A. Le recours en manquement comme gardien de la légalité communautaire
La procédure en manquement, telle qu’elle est mise en œuvre dans cette affaire, constitue l’un des instruments juridiques les plus importants pour garantir que les États membres respectent leurs engagements. L’arrêt illustre parfaitement le rôle de l’institution requérante en tant que « gardienne des traités ». Celle-ci a suivi scrupuleusement les étapes de la procédure précontentieuse, laissant à l’État membre l’opportunité de régulariser sa situation. Le recours devant la Cour n’intervient qu’en dernier ressort, face à une inaction persistante. La décision de la Cour est de nature déclaratoire : elle se borne à constater l’existence du manquement. Il incombe ensuite à l’État, en vertu de l’article 171 du traité, de prendre les mesures que comporte l’exécution de l’arrêt. Cette affaire réaffirme que la procédure en manquement n’est pas une simple formalité, mais un mécanisme coercitif essentiel au bon fonctionnement de l’Union, assurant que le droit communautaire ne reste pas lettre morte. La condamnation aux dépens, systématiquement prononcée à l’encontre de la partie qui succombe, achève de souligner le caractère contentieux et non négociable de l’obligation de conformité.
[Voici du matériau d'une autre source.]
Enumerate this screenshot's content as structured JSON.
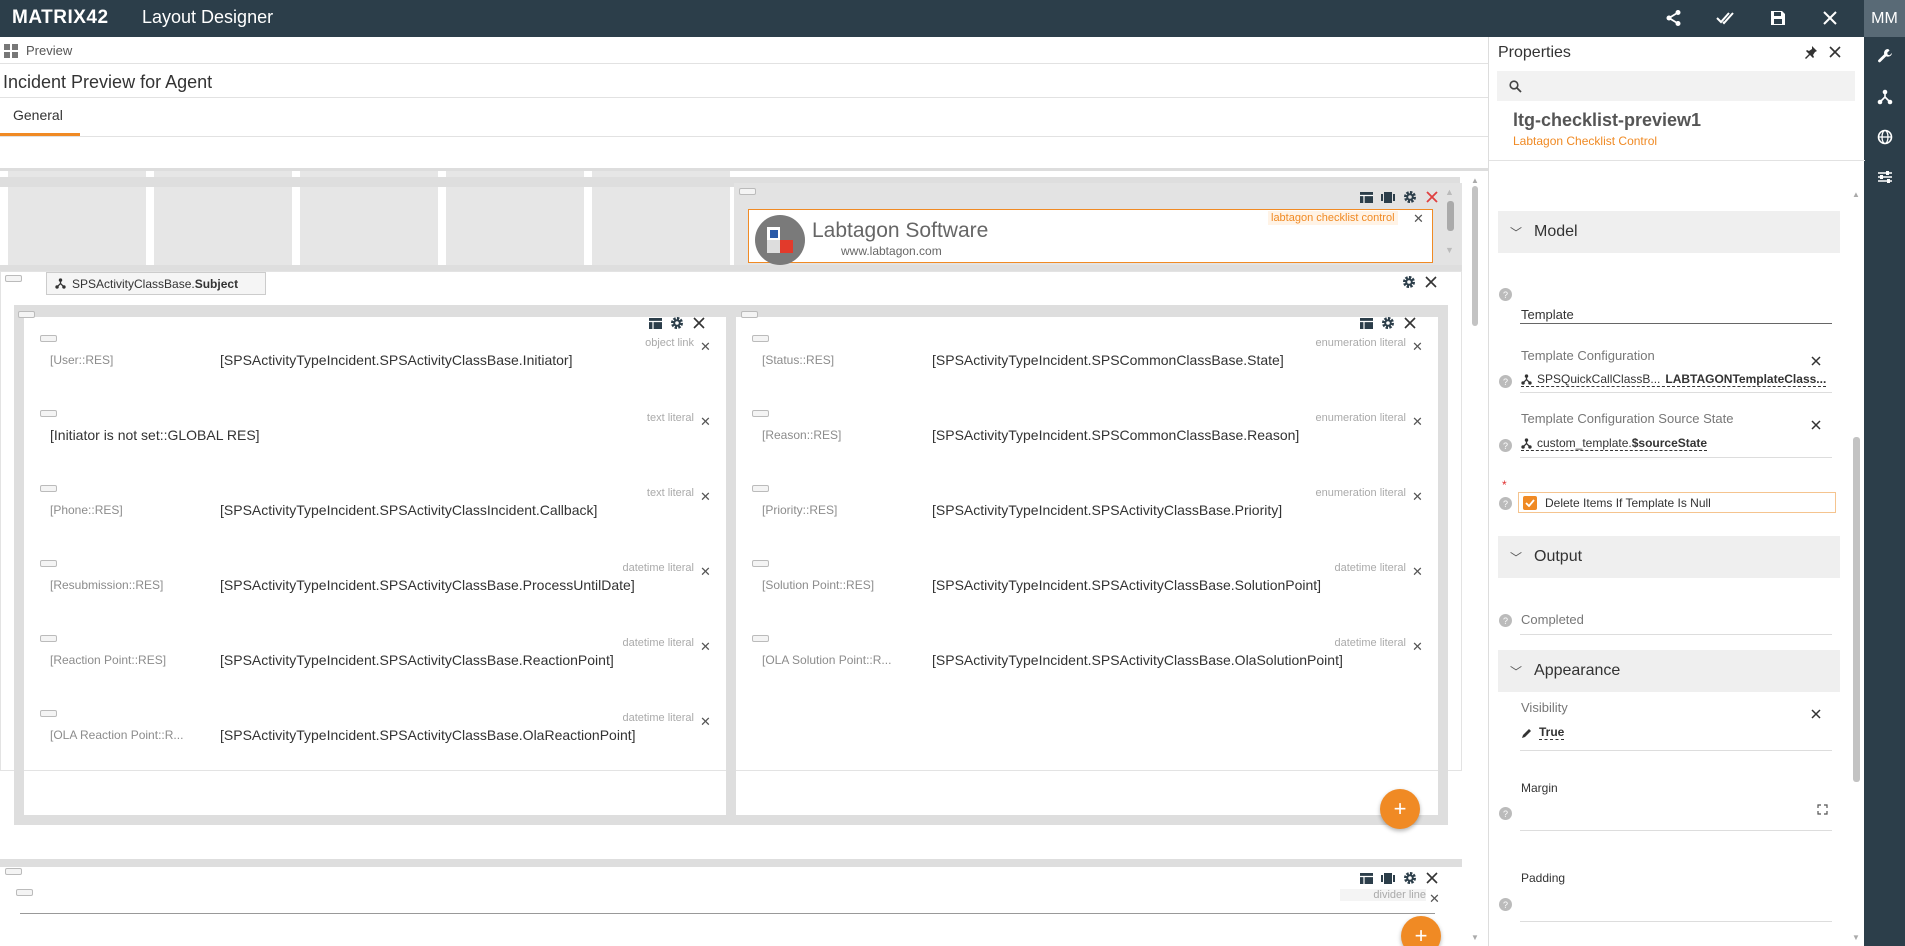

B. La portée de l’obligation de transposition des directives
Au-delà de la procédure, c’est la nature même de la directive qui est au cœur de cette décision. En vertu du traité, la directive lie tout État membre destinataire quant au résultat à atteindre, tout en laissant aux instances nationales la compétence quant à la forme et aux moyens. Le respect du délai de transposition est une composante essentielle de cette obligation de résultat. Un retard dans la transposition porte atteinte à l’objectif d’harmonisation des législations nationales et peut créer des distorsions de concurrence ou des inégalités entre les justiciables au sein du marché intérieur. En l’espèce, la directive sur les médicaments vétérinaires visait précisément à rapprocher les législations pour assurer à la fois la protection de la santé publique et la libre circulation des marchandises. Tolérer un retard reviendrait à compromettre l’application uniforme et simultanée de la règle de droit sur tout le territoire de l’Union. Cet arrêt, par sa simplicité et sa rigueur, constitue donc un rappel pédagogique fondamental : l’efficacité du droit communautaire dérivé repose entièrement sur la diligence et la loyauté des États membres dans l’accomplissement de leurs obligations.